Wednesday, December 21, 2011

Time Travel


I am a time traveler. I am lucky. I can go back and forth and examine my history, my past.. I can travel through geography—that’s easy.  More importantly, I have maintained enough contacts to enable me to visit past relationships. All that are significant.  I am lucky.


Most of the people and the places are still around, and I have the resources to enter this portal and to interact again. 


Predictably, relationships proved the most emotive. But this time around I had an agenda.  Or an agendum, one question: What is your view of our past relationship?…and then just sit back and listen. That’s was the hard part. 

I wanted to understand the other person’s perspective. In some cases, it was the first time that I listened to the other side. It proved a mirror, reflecting an image of myself without my intervening narrative.It is not what I wanted to hear, but it was what I needed to hear.

Repeating this process, back and forth, until I covered a 35 year time span. I was ready for the answer. By touching on all significant relationships I felt that I deserved an epiphany.

But there were no epiphanies. But I still felt that I deserved one. 

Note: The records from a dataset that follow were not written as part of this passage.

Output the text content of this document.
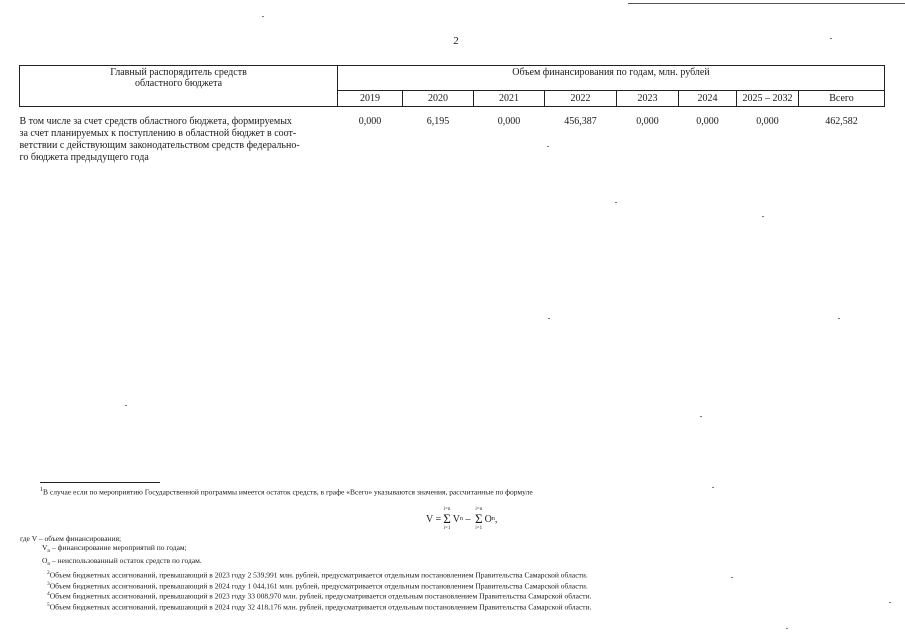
2
Главный распорядитель средств
областного бюджета	Объем финансирования по годам, млн. рублей							
	2019	2020	2021	2022	2023	2024	2025 – 2032	Всего

В том числе за счет средств областного бюджета, формируемых
за счет планируемых к поступлению в областной бюджет в соот-
ветствии с действующим законодательством средств федерально-
го бюджета предыдущего года	0,000	6,195	0,000	456,387	0,000	0,000	0,000	462,582
$^1$В случае если по мероприятию Государственной программы имеется остаток средств, в графе «Всего» указываются значения, рассчитанные по формуле
V =
i=n
Σ
i=1
V n –
i=n
Σ
i=1
O n ,
где V – объем финансирования;
$V_n$ – финансирование мероприятий по годам;
$O_n$ – неиспользованный остаток средств по годам.
$^2$Объем бюджетных ассигнований, превышающий в 2023 году 2 539,991 млн. рублей, предусматривается отдельным постановлением Правительства Самарской области.
$^3$Объем бюджетных ассигнований, превышающий в 2024 году 1 044,161 млн. рублей, предусматривается отдельным постановлением Правительства Самарской области.
$^4$Объем бюджетных ассигнований, превышающий в 2023 году 33 008,970 млн. рублей, предусматривается отдельным постановлением Правительства Самарской области.
$^5$Объем бюджетных ассигнований, превышающий в 2024 году 32 418,176 млн. рублей, предусматривается отдельным постановлением Правительства Самарской области.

My six month sabbatical is coming to an end and I wanted to tie it all together. There was a slow realization that what I needed to hear, I knew already.  And the words of the great poet Omar Khayyam entered my life again. “Alike for those who for today prepare, And those that after a tomorrow stare, A Muezzin from the Tower of Darkness cries "Fools! your Reward is neither Here nor There!" and I am left where I was, but now I know where I was. And I treasure what I had, and can still have.


I realized that relationships are the warp threads in my life. We somehow resonated together. I can live through their experiences and they can live through mine. Empathy, love, and sometimes humor.  In life there are threads that form the basis of memory, the warp threads in a weave. Warp threads are the ones that run vertical to the loom. 

The other experiences are hinged upon this thread and run parallel. The warp thread holds the weaving still while the weft threads are being woven in. The weft are the nuances: Cutting fresh bread at my parent’s home where I was born, eating a wedding ice cream wedge, sharing a bright ale in a local pub, smelling wood fires early in the morning, and geography.

What was unpredictable was the emotion attached with geography. Geography is more comfortable than with people. Geography doesn't confess hidden secrets. They loved me, I loved them, I cheated, they cheated, lies that we told each other that we now confessed. Bastard children, hidden births, abortions, lost pregnancies, failed marriages. Hidden then, and now in the safety of age, exposed. 

Geography does not lie, it is always there and you just missed it before. Geography is true, and yet, I still had to listen, I still had to look and become an active interpreter. But with geography there is no ego, there is no hurt. Running on the tow paths of the Kennet and Avon canal, despite  the cold snap in the early morning, yesterday’s rain that muddied the path staining my bright clean running shoes, I felt at home. 




Running along the narrow path, mile after mile, with vistas opening up to me at every corner it exposed me again to why I love the British countryside. The tranquil existence of canal life, calm waters, neatly contained by the canal walls, narrow boats and the ancient trees that envelope the smooth clear liquid path. This experience is what gives color to my life, the pattern.
Some writers talk about either the weft while others talk about the warp. Bruce Chatwin, In Patagonia concentrates on the warp, on people, writing far less about geography than one would expect from a travel writer.

My epiphany did not come from my past relationships, but from my present ones. The realization that I will have fewer warps then wefts in my life made me think about the significant people in my life that tie my experiences together. People, and more accurately, close friends, children and family that build up my tapestry as warp threads are the lasting structures.